For example, with a vector of length 3, you could have:
$$ \begin{aligned} a_0 \cdot b_0 &= 6 \\ a_1 \cdot b_1 &= -4 \\ a_2 \cdot b_2 &= -2 \\ \end{aligned} $$Even though each row is nonzero, their sum (the inner product) equals 0, which is not what we want.
To avoid that, we add randomness to each row.
This way, even if you try to cheat, you can’t predict how to make the terms cancel.
The verifier sends a random vector $\mathbf{r}$ of length $n$, and the prover must now show:
$$ \langle \mathbf{a}_L \circ \mathbf{a}_R, \mathbf{r} \rangle = 0 $$Why does this work?
Because the random coefficients in $\mathbf{r}$ act as independent scalings for each term, so any potential cancellations become essentially impossible.
If this equality holds for a random challenge $\mathbf{r}$, it’s overwhelmingly likely that the element-wise products themselves are all zero.
Formally, this relies on the Schwartz–Zippel lemma: we treat the left-hand side as a polynomial and test whether it evaluates to zero at a random point. If it does, it’s very likely that the whole polynomial is identically zero, and the probability of being fooled is at most $\frac{d}{|\mathbb{F}|}$.
To reduce communication, the verifier doesn’t send the whole vector $\mathbf{r}$, but just a single random value $y$.
The prover then constructs $\mathbf{r}=\mathbf{y}^n=(1,y,y^2,...,y^{n-1})$
$a_R$ is correctly formed
We have one last issue… we also need to show that $\mathbf{a}_R$ was defined honestly:
$$ \mathbf{a}_R \stackrel{?}{=} \mathbf{a}_L - \mathbf{1}^n $$Easy!

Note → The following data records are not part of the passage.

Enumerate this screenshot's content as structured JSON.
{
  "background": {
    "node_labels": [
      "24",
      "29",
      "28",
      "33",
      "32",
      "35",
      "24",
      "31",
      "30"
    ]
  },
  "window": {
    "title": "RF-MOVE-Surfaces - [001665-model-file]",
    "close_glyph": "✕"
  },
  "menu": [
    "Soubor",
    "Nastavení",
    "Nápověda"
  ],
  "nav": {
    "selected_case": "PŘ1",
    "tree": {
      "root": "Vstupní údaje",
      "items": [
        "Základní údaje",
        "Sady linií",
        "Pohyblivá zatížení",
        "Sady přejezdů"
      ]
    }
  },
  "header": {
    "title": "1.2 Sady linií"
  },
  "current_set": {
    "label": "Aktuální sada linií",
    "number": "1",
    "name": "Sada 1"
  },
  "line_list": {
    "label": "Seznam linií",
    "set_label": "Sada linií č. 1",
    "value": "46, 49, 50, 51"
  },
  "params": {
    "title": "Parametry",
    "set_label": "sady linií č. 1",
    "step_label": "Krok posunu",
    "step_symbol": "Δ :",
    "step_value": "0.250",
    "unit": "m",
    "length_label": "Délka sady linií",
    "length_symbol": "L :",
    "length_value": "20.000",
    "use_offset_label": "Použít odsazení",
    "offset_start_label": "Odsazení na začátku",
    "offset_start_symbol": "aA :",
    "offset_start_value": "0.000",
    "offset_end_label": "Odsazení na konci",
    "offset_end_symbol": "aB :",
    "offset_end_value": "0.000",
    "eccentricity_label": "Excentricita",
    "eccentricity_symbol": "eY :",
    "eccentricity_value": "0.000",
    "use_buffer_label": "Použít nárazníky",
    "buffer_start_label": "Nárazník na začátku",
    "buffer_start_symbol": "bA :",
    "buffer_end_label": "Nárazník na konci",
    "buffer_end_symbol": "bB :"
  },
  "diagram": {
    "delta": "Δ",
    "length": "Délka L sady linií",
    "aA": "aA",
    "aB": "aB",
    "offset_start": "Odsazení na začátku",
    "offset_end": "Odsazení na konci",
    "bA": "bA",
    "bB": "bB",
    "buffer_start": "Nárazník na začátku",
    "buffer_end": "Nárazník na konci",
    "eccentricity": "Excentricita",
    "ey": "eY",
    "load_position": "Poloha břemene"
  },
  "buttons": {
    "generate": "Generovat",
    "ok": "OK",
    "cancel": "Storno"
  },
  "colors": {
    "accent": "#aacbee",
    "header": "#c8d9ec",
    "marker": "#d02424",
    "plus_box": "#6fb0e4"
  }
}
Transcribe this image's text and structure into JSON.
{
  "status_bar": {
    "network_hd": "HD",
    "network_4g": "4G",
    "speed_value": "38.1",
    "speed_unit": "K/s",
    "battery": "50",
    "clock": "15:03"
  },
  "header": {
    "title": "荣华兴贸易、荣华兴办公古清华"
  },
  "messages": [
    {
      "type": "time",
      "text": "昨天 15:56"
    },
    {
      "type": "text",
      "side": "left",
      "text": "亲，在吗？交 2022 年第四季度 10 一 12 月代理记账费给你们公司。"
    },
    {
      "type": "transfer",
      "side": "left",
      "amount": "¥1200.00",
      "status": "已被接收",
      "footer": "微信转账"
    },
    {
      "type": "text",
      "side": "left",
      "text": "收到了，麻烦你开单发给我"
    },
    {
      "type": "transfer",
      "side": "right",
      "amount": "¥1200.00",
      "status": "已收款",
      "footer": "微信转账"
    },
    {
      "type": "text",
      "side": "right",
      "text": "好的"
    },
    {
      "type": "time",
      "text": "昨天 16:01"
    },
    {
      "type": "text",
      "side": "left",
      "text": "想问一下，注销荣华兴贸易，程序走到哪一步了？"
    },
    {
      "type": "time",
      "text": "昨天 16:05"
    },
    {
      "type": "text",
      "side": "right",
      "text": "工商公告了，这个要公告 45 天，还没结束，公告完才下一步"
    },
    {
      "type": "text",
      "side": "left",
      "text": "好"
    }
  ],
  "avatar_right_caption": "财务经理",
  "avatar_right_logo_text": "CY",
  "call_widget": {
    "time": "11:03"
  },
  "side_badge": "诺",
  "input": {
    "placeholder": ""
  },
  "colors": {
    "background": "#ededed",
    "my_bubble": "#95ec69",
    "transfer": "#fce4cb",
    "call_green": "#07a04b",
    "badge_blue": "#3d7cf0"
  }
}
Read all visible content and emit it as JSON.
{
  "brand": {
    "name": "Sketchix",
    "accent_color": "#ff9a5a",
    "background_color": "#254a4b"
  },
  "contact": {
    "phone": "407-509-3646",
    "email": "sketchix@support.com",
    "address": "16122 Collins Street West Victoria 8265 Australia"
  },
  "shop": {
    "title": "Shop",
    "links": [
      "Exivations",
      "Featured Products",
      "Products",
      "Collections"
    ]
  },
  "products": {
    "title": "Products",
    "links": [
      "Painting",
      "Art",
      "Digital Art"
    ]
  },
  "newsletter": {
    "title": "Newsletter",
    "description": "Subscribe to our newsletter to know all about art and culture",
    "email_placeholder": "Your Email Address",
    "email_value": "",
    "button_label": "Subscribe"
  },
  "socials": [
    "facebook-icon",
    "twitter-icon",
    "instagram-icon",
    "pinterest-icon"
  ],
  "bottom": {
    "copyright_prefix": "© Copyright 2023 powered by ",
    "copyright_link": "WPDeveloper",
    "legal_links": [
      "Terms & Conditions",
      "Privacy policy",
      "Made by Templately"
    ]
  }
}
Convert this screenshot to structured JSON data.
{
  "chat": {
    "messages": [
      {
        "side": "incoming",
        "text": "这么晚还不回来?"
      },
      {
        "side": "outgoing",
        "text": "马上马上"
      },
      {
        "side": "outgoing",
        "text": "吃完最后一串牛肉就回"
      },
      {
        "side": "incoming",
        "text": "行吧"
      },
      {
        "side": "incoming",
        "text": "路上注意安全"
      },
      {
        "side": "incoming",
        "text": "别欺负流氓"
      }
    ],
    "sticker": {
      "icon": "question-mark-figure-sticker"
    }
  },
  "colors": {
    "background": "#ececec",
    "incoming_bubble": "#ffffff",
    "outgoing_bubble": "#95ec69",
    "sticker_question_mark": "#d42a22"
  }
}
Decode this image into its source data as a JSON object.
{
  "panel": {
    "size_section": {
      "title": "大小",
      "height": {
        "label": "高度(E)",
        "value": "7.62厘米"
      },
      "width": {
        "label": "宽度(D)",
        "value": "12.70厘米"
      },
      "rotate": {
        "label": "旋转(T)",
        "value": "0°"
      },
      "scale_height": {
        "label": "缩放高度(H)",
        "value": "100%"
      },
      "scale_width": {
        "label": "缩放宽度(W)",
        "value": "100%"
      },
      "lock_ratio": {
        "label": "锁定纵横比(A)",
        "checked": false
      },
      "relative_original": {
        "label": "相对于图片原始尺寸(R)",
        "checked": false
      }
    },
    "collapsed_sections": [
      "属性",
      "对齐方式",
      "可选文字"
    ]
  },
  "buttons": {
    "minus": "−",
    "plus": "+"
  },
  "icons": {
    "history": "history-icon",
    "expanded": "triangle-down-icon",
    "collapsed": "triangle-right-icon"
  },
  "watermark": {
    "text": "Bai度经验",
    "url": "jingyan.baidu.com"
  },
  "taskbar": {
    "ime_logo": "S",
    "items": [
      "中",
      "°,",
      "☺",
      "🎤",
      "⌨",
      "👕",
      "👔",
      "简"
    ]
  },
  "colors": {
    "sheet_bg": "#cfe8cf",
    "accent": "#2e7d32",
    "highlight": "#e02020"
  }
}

We do this by proving another inner product equals zero:
$$ \langle \mathbf{a}_L - \mathbf{1}^n - \mathbf{a}_R , \mathbf{y}^n \rangle = 0 $$Again, because the verifier choses $y$ randomly, the prover can’t fake it.
Recap: everything we must prove
In summary, the prover needs to prove three relations, each reduced to an inner product that can be verified using the IPA:
$$ \begin{aligned} \langle \mathbf{a}_L , \mathbf{2}^n \rangle &= v \\ \langle \mathbf{a}_L - \mathbf{1}^n - \mathbf{a}_R , \mathbf{y}^n \rangle &= 0 \\ \langle \mathbf{a}_L, \mathbf{a}_R \circ \mathbf{y}^n \rangle &= 0 \end{aligned} $$Notice that I slightly rearranged the third equation.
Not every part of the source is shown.